Portanto, sinto-me o máximo.
A reunião iniciava à tarde e, pelo que me constou, alguém cozinharia e acabaríamos todas por nos consolarmos com o repasto testado na miraculosa máquina de fazer comida. Passei a manhã toda entre a casa de banho – estava uma pilha de nervos, e nem tinha abusado do sumo de laranja -, os cremes de beleza e os telefonemas para a esteticista. Acabei por descobrir que esta, infelizmente tinha regressado sem me avisar para o país de origem, deixando-me com as calças na mão. Tinha recorrido a ela nos últimos anos por não me cobrar um cêntimo, depois de eu a ter ajudado num processo que a impedira de ir parar à prisão por falta de documentos. Na verdade, qualquer advogada a safaria, mas eu fiz questão de lhe demonstrar que o meu trabalho havia sido de uma dificuldade ímpar, sentindo-se ela, assim, em dívida para comigo para a eternidade. Resultado? Tratamento semanal de borla. No futuro teria de me virar para outro lado, já que a gaja havia desaparecido.
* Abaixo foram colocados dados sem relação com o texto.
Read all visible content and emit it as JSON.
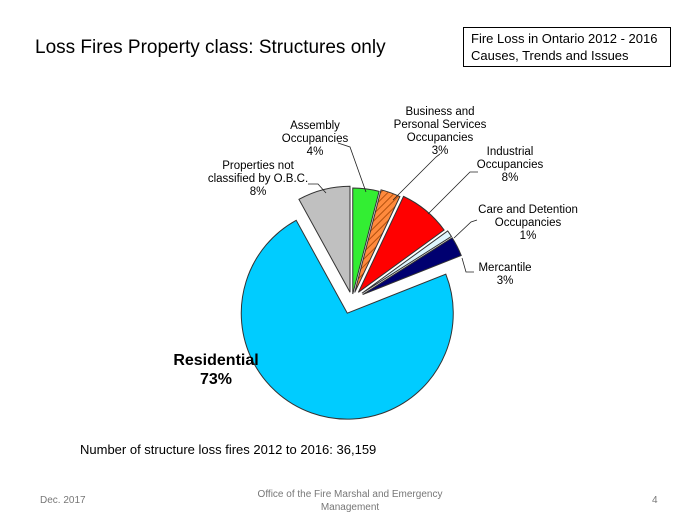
{
  "slide": {
    "title": "Loss Fires Property class: Structures only",
    "header_box": {
      "line1": "Fire Loss in Ontario  2012 - 2016",
      "line2": "Causes, Trends and Issues"
    },
    "note": "Number of structure loss fires 2012 to 2016:  36,159",
    "footer": {
      "date": "Dec. 2017",
      "org_line1": "Office of the Fire Marshal and Emergency",
      "org_line2": "Management",
      "page": "4"
    }
  },
  "chart_data": {
    "type": "pie",
    "title": "Loss Fires Property class: Structures only",
    "total": 36159,
    "slices": [
      {
        "name": "Assembly Occupancies",
        "lines": [
          "Assembly",
          "Occupancies"
        ],
        "value": 4,
        "label": "4%",
        "color": "#33ee33"
      },
      {
        "name": "Business and Personal Services Occupancies",
        "lines": [
          "Business and",
          "Personal Services",
          "Occupancies"
        ],
        "value": 3,
        "label": "3%",
        "color": "#ff8a3d",
        "pattern": "hatched"
      },
      {
        "name": "Industrial Occupancies",
        "lines": [
          "Industrial",
          "Occupancies"
        ],
        "value": 8,
        "label": "8%",
        "color": "#ff0000"
      },
      {
        "name": "Care and Detention Occupancies",
        "lines": [
          "Care and Detention",
          "Occupancies"
        ],
        "value": 1,
        "label": "1%",
        "color": "#dff6ff"
      },
      {
        "name": "Mercantile",
        "lines": [
          "Mercantile"
        ],
        "value": 3,
        "label": "3%",
        "color": "#000070"
      },
      {
        "name": "Residential",
        "lines": [
          "Residential"
        ],
        "value": 73,
        "label": "73%",
        "color": "#00ccff"
      },
      {
        "name": "Properties not classified by O.B.C.",
        "lines": [
          "Properties not",
          "classified by O.B.C."
        ],
        "value": 8,
        "label": "8%",
        "color": "#c0c0c0"
      }
    ]
  }
}
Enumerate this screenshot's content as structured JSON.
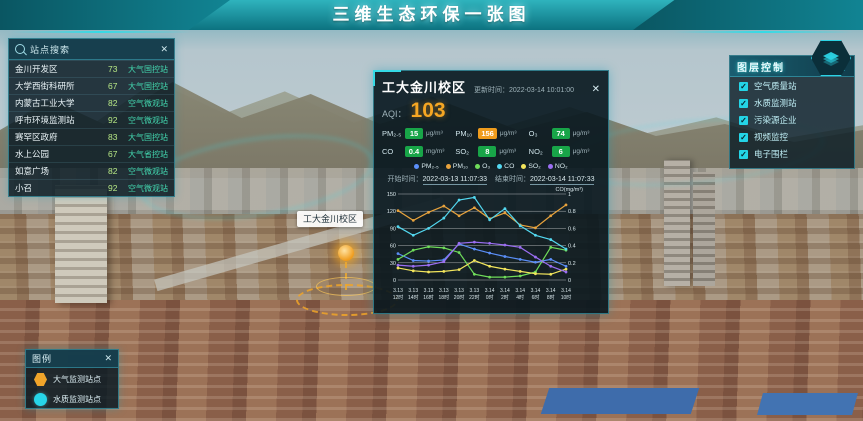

Daí que nesta manhã teria de ser eu a fazer o buço e pintar as unhas das mãos.
Depois de tratar de mim e da minha natureza – tive de enfiar imodium pelas goelas abaixo -, comi duas bolachas de água e sal e mandei o meu marido comprar frango no churrasco para ele e para os miúdos.
Eu tinha coisas mais importantes para fazer.
Primeiro fui a uma pastelaria cuja dona eu tinha safo de uma multa pesada da ASAE. Trouxe uma série de bolos em miniatura – deviam pesar uma meia dúzia de quilos – de borla, claro! De seguida passei numa garrafeira localizada no centro que, outrora, eu tinha impedido que fechasse, depois de me ter mexido pelos organismos competentes. Arrependi-me assim que sai da loja, munida com garrafas de vinho do Porto e Moscatel, pois não estava habituada a carregar pesos.
Por isso, chamei um táxi que me transportou por meio quilómetro. Quando cheguei percebi que não havia movimento no local onde o evento se realizaria, daí que tenha solicitado uma volta pela cidade, que nem uma turista, apesar de o motorista ser o marido da empregada que me passa a roupa a ferro. Como tinha à vontade com ele, e certamente não me cobraria a viagem, mandei dar mais um par de voltas.
Afinal, as estrelas são sempre as últimas a chegar...
Então, quando o taxista me deixou na mansão da vereadora, já toda a gente tinha chegado. Quando entrei na sala gritei um 'cheguei' bem alto e toda a gente reparou em mim e nas iguarias que trazia – se bem que o taxista podia ter uma apresentação mais aceitável -, olhando-nos de alto a baixo, de expressão enraivecida por não terem sido tão atenciosas quanto eu. Mas a anfitriã quase correu na minha direcção, beijando-me e abraçando-me assim que me alcançou.
Aquilo que começou bem e terminou melhor. Falámos das nossas vidas felizes e bem-sucedidas, dos nossos sonhos que estavam praticamente alcançados e das poucas metas que nos restavam cumprir.
Tudo tretas.
Mas cada uma de nós ria com uma naturalidade que até a nós mesmas seriamos capazes de enganar.
Claro que quem começou por cozinhar fui eu. Nunca fui boa cozinheira, mas toda a gente dizia que a bimby fazia tudo sozinha. Contudo, quando me encontrei atrapalhada, desculpei-me que tinha de ir à casa de banho – não era desculpa nenhuma, mas sim o efeito dos comprimidos que tinha passado – e quando voltei à sala já estava tudo a comer. Acotovelei toda a gente para chegar à mesa e principalmente junto da vereadora..
A comida estava uma porcaria e aproveitei para criticar quem a havia confeccionado – devia estar nervosa por se encontrar na presença de gente tão importante -, acabando eu, a vereadora e as suas amigas mais próximas por gozarmos com a situação. Nesse momento senti-me a mulher mais feliz do mundo, pelo simples facto de me ter apercebido que, afinal, elas não eram assim tão diferentes de mim.

2 comentários:

Guiomar Ricardo disse...

Ah!Ah!Ah!
Esta da Bimby ninguém se lembraria.Adorei,acho genial!
E agora teremos direito a outro capítulo na quinta?!...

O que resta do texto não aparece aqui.